Il nuovo appello per la 30enne da novembre in stato vegetativo dopo l'intervento a una gamba: "Il letto è la sua prigione"
"La sua vita non è più vita, è pura sofferenza, non avrebbe mai voluto un'esistenza così: in un letto di ospedale come in prigione, senza più coscienza, alimentata con una sonda, tormentata dai dolori. Ha trent' anni e nessuna speranza di miglioramento. La nostra bambina non c'è più, lasciatela andare via". Tornano ad appellarsi allo Stato, che si è già pronunciato con un "no", i genitori di Samantha D'Incà, la 30enne di Feltre da novembre in stato vegetativo dopo l'intervento a una gamba. "Il suo cervello per troppo tempo non aveva ricevuto ossigeno. La nostra Samy era entrata in ospedale per una frattura, ne è uscita come un vegetale, come Eluana Englaro. Intorno alla nostra famiglia è sceso il buio", raccontano papà Giorgio e mamma Genzianella a La Repubblica.
Ricordano, i genitori, quella caduta lungo il vialetto di casa, la rottura del femore, l'operazione chirurgica e gli arti che poi si gonfiarono. Il nuovo ricovero, la polmonite, i polmoni che collassano, il coma. Cos'è successo? Chi ha sbagliato? "Hanno isolato un batterio che forse, dicono, potrebbe essere stato la causa della tragedia, - spiega il padre di Samantha. - Qualcuno pagherà".
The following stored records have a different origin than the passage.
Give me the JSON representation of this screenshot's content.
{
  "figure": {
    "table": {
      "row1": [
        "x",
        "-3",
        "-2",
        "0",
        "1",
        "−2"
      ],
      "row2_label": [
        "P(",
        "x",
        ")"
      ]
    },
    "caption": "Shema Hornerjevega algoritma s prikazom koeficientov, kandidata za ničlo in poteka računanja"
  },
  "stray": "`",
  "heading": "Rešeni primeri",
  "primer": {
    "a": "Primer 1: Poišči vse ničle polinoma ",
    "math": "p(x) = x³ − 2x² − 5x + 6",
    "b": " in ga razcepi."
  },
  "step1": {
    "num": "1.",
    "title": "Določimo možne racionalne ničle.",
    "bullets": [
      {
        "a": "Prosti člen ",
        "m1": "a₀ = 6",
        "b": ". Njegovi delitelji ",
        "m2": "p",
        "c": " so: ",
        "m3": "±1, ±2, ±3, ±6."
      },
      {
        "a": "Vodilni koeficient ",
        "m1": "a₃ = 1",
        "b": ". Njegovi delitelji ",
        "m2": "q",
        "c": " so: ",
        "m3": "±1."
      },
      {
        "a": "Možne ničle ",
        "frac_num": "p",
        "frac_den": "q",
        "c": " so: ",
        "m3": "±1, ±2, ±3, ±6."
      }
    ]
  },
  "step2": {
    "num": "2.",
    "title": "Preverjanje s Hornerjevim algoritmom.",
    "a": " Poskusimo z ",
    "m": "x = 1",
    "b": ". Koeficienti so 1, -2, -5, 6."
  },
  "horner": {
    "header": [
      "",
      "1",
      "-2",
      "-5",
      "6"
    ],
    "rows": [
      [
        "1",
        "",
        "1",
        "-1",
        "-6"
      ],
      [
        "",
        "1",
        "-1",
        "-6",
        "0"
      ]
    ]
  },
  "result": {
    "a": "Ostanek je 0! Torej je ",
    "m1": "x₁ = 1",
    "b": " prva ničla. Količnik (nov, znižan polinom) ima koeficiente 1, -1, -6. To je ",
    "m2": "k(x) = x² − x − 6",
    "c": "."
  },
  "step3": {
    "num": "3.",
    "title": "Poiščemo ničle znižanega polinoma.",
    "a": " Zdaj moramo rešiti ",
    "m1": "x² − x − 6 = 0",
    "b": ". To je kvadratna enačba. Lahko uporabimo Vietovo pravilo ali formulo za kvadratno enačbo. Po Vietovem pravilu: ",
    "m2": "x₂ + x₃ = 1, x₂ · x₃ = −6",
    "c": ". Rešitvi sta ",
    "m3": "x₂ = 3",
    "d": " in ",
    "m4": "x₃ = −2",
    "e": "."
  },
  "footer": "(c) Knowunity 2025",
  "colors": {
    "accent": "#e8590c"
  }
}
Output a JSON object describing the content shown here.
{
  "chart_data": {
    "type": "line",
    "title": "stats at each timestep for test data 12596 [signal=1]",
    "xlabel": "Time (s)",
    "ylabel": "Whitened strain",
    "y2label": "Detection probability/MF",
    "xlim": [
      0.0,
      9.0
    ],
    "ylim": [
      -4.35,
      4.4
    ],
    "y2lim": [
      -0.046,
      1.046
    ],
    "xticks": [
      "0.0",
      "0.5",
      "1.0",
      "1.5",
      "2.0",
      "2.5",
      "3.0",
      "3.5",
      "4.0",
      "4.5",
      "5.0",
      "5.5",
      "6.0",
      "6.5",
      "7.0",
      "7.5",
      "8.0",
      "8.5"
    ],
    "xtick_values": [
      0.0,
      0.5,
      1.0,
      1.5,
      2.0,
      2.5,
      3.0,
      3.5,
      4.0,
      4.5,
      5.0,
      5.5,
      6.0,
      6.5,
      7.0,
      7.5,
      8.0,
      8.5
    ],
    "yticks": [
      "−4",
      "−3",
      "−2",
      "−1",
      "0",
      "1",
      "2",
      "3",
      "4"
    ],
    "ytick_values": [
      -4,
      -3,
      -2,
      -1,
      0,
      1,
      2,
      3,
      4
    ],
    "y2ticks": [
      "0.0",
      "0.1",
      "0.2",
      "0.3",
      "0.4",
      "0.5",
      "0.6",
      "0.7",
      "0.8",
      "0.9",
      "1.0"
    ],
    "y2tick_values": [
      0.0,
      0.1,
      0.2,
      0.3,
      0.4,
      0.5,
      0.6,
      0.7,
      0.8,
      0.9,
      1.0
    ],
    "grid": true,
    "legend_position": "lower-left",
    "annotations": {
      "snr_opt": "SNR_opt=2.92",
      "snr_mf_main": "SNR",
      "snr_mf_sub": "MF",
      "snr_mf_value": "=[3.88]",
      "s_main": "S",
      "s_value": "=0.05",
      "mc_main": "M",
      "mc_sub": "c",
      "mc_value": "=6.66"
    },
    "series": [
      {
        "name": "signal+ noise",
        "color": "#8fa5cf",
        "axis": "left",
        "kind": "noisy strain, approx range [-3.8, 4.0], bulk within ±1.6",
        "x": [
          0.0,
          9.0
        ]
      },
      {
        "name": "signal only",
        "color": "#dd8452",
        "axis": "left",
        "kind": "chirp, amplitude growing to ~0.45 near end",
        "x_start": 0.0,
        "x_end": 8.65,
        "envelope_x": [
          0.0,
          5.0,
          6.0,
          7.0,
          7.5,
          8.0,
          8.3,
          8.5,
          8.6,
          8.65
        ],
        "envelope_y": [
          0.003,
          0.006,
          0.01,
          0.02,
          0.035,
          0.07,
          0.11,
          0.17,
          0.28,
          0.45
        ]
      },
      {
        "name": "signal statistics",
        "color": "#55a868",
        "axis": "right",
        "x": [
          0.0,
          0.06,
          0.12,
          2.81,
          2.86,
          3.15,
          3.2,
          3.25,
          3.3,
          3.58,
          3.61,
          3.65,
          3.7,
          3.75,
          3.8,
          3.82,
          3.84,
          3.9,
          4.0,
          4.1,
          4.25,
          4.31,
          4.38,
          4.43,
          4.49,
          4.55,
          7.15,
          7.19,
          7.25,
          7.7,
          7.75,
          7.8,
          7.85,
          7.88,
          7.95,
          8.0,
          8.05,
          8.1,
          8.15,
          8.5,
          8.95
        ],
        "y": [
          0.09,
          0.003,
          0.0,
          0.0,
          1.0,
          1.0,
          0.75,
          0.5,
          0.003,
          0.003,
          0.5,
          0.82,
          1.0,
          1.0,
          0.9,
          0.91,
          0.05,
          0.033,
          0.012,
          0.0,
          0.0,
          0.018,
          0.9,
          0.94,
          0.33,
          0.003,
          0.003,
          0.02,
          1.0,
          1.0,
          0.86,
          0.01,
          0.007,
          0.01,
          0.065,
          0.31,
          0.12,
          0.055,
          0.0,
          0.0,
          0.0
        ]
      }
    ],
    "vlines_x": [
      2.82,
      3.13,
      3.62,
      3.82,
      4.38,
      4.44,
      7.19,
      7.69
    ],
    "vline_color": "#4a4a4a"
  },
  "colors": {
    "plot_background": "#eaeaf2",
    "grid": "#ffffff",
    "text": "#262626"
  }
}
Continua, dunque, la battaglia dei genitori di Samantha "per darle dignità". La 30enne ora respira da sola, ma è nutrita con una peg, una sonda gastrostomica. Papà e mamma si erano opposti all'alimentazione forzata, ma l'amministratore di sostegno nominato dal Tribunale firmò per questo.
Così la giovane, che non aveva pensato in vita a fare il biotestamento ma che mai avrebbe accettato questo stato, potrebbe smettere di soffrire, come prevede la legge 219 del 2017, se i medici interrompessero la nutrizione e l'idratazione, accompagnandola con una sedazione profonda. Il Tribunale, però, come riferisce La Repubblica, ha deciso che, prima di prendere una decisione definitiva per Samantha, debba tentarsi una riabilitazione in un reparto specializzato all'ospedale di Vipiteno.
"Il massimo a cui Samy potrebbe arrivare, se mai la riabilitazione funzionasse, è la coscienza di un neonato di due mesi", rispondono i genitori. "Nemmeno questo sta succedendo. Nessun progresso. Nostra figlia soffre ogni giorno di più. I medici, i giudici devono ascoltarci", è il loro appello.